FAUNA: Os caranguejos-vermelhos terrestres da ilha Christmas de fato fazem uma migração espetacular todos os anos, na qual milhões de grandes caranguejos viajam para o mar. Também se sabe que suas tenazes furam pneus. Quanto às fascíolas hepáticas, a descrição de seu estranho e perturbador ciclo vital é precisa. Quanto às lulas predadoras, eu me baseei na espécie Taningia danae, que chega a quase 2 metros de comprimento, vive em bandos, tem luzes brilhantes e apresenta garras nas ventosas.
CANIBAIS E PIRATAS: A pirataria indonésia ainda é uma indústria próspera. Peguem os formulários de inscrição no fundo da sala.
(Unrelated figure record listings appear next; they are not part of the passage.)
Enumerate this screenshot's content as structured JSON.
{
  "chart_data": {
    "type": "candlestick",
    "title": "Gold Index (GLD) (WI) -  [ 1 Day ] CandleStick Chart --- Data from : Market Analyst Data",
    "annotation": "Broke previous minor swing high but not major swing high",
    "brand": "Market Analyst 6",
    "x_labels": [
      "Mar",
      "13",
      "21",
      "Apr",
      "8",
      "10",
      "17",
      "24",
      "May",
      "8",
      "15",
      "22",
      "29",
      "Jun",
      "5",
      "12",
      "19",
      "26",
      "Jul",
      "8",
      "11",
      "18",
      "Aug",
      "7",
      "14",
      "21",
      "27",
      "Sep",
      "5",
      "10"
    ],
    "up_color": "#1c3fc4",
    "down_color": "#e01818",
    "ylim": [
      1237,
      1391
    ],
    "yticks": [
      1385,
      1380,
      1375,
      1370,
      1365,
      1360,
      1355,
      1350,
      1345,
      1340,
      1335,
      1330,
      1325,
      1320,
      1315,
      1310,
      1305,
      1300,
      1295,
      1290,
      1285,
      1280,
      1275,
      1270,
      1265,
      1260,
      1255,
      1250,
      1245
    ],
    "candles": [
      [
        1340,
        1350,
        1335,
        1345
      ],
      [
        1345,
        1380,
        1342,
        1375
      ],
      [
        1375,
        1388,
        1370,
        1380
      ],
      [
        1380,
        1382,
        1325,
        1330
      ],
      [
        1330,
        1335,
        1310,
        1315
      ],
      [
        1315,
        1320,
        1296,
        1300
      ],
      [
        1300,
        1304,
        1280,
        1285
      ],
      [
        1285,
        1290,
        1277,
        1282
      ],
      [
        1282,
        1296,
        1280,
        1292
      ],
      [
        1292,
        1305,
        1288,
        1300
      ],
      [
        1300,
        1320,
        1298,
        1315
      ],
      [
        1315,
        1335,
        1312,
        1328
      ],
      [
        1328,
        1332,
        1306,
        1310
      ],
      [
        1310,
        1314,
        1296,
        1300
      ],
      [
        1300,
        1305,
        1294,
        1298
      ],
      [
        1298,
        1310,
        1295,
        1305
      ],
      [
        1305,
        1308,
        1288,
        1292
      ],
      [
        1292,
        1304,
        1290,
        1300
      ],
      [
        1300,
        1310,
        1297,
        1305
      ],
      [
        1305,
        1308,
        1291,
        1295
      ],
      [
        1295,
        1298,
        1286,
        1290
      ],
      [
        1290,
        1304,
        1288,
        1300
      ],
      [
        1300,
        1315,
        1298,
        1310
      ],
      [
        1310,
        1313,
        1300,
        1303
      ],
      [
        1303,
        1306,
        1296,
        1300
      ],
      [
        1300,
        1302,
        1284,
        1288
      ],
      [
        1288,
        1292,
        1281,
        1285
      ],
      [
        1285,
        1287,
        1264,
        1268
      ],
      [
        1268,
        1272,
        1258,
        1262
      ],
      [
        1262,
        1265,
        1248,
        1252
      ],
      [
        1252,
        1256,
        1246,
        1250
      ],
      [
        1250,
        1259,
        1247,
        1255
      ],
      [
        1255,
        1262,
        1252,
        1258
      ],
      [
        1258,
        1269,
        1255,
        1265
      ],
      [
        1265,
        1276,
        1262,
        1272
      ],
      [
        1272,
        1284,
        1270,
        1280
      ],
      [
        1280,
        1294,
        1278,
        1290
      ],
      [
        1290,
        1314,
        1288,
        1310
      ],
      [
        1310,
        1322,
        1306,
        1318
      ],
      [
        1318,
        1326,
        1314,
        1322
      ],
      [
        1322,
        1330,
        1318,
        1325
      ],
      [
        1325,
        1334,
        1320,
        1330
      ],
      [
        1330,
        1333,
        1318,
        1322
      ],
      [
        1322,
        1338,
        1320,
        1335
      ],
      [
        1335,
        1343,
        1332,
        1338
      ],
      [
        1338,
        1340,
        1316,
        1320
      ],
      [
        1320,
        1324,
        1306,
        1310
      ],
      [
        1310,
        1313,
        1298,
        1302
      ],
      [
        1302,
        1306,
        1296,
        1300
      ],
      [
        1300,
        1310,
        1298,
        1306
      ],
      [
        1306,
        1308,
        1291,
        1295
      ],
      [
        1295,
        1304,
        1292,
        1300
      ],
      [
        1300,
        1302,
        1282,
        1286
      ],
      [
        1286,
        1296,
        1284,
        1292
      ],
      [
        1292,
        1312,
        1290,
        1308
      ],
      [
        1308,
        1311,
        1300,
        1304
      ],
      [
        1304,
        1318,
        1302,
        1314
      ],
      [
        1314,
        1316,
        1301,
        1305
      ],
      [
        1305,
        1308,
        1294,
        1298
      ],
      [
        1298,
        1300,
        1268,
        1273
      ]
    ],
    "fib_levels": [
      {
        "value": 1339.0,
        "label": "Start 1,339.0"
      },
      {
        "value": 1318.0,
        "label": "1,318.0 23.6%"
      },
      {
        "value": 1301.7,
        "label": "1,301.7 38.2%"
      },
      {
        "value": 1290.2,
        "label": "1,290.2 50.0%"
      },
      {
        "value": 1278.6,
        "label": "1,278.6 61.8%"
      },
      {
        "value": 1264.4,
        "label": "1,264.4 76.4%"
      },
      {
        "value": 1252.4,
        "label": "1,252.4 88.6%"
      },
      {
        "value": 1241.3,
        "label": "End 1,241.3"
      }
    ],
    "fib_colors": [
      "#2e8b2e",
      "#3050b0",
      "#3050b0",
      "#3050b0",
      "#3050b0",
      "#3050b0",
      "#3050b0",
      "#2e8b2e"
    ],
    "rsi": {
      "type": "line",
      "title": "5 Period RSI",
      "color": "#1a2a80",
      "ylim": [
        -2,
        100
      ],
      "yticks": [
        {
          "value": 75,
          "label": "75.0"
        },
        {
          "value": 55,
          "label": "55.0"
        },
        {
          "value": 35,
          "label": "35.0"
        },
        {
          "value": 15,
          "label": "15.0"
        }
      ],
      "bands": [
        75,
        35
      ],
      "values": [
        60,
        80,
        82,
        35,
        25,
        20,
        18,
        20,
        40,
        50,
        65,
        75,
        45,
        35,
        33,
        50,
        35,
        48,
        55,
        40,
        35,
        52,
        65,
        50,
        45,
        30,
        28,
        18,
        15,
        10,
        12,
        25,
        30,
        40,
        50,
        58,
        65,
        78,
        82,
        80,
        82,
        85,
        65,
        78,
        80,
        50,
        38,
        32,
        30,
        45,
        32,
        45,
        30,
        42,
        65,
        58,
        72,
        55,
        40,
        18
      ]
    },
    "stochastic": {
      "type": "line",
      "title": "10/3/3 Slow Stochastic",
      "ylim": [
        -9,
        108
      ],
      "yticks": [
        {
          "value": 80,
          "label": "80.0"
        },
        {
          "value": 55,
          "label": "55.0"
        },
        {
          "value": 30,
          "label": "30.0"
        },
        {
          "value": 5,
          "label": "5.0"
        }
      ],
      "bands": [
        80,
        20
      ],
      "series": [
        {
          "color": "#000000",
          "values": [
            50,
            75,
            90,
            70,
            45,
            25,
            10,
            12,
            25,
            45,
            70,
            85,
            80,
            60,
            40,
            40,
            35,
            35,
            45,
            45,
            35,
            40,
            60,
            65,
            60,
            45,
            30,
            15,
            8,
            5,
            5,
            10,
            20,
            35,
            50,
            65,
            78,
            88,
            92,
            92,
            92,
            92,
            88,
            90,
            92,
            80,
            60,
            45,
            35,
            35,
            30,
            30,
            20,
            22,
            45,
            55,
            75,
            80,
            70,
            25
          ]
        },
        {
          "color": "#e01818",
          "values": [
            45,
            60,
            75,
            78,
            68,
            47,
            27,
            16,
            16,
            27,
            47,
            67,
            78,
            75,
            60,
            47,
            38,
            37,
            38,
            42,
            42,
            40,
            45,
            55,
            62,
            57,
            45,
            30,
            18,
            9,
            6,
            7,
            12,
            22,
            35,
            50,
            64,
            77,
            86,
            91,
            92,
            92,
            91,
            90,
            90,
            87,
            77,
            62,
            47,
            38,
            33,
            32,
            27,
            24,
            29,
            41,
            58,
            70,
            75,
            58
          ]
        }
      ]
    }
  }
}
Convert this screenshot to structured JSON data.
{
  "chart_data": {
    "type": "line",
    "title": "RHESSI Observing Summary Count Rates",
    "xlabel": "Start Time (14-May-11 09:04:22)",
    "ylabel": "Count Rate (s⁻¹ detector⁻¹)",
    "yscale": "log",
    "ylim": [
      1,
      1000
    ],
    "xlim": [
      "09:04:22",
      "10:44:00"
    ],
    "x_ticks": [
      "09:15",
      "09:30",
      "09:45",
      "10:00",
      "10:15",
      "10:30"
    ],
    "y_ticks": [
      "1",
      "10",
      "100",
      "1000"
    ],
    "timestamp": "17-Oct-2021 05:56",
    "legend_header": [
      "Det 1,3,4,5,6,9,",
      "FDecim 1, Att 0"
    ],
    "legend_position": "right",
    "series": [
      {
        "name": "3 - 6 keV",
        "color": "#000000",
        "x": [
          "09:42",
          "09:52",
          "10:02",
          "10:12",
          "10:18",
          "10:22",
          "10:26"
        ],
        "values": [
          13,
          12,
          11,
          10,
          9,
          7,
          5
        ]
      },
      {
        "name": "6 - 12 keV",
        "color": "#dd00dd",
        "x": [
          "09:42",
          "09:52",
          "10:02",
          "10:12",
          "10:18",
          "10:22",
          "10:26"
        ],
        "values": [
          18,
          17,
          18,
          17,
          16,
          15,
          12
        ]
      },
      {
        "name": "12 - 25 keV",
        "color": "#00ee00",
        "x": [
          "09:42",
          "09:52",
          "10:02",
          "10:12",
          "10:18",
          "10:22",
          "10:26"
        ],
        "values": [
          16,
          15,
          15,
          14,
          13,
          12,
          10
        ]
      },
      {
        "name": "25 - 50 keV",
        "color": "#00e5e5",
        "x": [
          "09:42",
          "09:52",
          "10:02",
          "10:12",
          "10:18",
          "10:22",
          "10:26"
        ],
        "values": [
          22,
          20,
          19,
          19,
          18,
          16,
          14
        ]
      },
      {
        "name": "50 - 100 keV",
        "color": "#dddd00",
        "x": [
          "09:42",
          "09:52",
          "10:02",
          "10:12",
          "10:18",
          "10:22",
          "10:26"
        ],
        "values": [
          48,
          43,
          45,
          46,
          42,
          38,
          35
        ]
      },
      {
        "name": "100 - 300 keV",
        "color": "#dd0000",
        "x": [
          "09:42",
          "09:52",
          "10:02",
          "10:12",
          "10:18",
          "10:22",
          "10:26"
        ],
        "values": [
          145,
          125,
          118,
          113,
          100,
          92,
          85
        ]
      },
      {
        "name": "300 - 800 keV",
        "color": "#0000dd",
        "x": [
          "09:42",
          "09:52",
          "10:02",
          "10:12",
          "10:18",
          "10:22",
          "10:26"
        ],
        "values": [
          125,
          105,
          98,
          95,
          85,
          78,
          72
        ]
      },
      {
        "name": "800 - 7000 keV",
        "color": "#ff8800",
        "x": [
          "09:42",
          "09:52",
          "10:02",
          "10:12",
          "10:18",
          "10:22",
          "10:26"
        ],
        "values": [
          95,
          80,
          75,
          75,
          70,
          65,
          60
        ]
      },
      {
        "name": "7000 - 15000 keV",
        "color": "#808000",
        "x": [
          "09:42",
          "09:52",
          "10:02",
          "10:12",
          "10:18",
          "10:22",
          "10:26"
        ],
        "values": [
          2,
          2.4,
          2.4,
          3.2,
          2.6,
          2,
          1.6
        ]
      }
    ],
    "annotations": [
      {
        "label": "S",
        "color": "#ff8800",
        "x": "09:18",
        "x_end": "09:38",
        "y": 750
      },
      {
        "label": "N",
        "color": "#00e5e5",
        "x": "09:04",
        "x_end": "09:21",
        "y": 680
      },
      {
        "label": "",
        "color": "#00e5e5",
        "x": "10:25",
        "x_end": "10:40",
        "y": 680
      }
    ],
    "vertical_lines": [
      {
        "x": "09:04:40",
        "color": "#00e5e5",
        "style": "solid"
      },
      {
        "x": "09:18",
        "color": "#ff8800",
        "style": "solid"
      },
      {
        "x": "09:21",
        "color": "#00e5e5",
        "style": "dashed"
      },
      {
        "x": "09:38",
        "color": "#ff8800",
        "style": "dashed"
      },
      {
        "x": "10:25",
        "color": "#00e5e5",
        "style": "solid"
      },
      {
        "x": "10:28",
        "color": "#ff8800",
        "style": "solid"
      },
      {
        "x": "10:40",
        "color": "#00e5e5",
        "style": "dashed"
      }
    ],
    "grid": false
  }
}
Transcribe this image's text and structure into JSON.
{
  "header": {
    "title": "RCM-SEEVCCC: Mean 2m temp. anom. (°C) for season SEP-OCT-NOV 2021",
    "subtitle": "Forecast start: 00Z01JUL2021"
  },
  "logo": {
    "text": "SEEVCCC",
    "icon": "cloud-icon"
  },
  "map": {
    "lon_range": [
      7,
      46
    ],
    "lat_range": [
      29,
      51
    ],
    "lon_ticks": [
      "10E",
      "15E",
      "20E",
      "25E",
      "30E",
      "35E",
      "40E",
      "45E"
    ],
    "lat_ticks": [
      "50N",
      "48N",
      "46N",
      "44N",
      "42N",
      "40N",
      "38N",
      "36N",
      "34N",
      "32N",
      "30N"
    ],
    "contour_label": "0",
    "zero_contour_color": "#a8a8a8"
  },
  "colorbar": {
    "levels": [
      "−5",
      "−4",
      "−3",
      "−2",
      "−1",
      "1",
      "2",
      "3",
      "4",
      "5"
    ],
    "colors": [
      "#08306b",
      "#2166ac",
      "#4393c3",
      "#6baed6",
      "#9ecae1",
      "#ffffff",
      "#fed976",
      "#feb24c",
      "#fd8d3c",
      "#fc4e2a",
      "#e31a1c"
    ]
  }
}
Quanto a canibais, ainda podem ser encontradas tribos nas ilhas da Indonésia, mas você terá de levar seus próprios temperos. Quanto à condição genética conhecida como Prader-Willi (que provoca um apetite insaciável), é um quadro real e horrível, mas não está de modo algum ligado ao canibalismo. Teremos um dia sido todos canibais? As atuais pesquisas genéticas revelam que os humanos têm um conjunto específico de genes contra doenças que só podem ser contraídas pelo consumo de carne humana.
ANGKOR: Todos os detalhes das ruínas — desde a mitologia da Batida do Leite aos duzentos rostos de pedra de bodhisattvas — são precisos, incluindo o modo como os templos foram construídos para imitar padrões de estrelas, especificamente a constelação do Dragão. Para maiores detalhes, leia Heavens Mirrow, de Graham Hancock e Santha Faiia.
BACTÉRIAS: De fato há mares leitosos de algas brilhantes que surgem periodicamente. E, de acordo com uma série de artigos perturbadores do Los Angeles Times, nossos mares são cada vez mais ameaçados pelo ressurgimento de antigos limos, águas-vivas venenosas e nuvens tóxicas produzidos por mares de algas. Quanto à alegação mais estranha do romance: apenas 10% das células de nosso corpo são humanas (o restante são bactérias e parasitas). É verdade! Há um livro maravilhoso sobre esse tema que é tão horrendo quanto divertido: Human Wildlife, do dr. Robert Buckman. Mas não o leia antes de comer.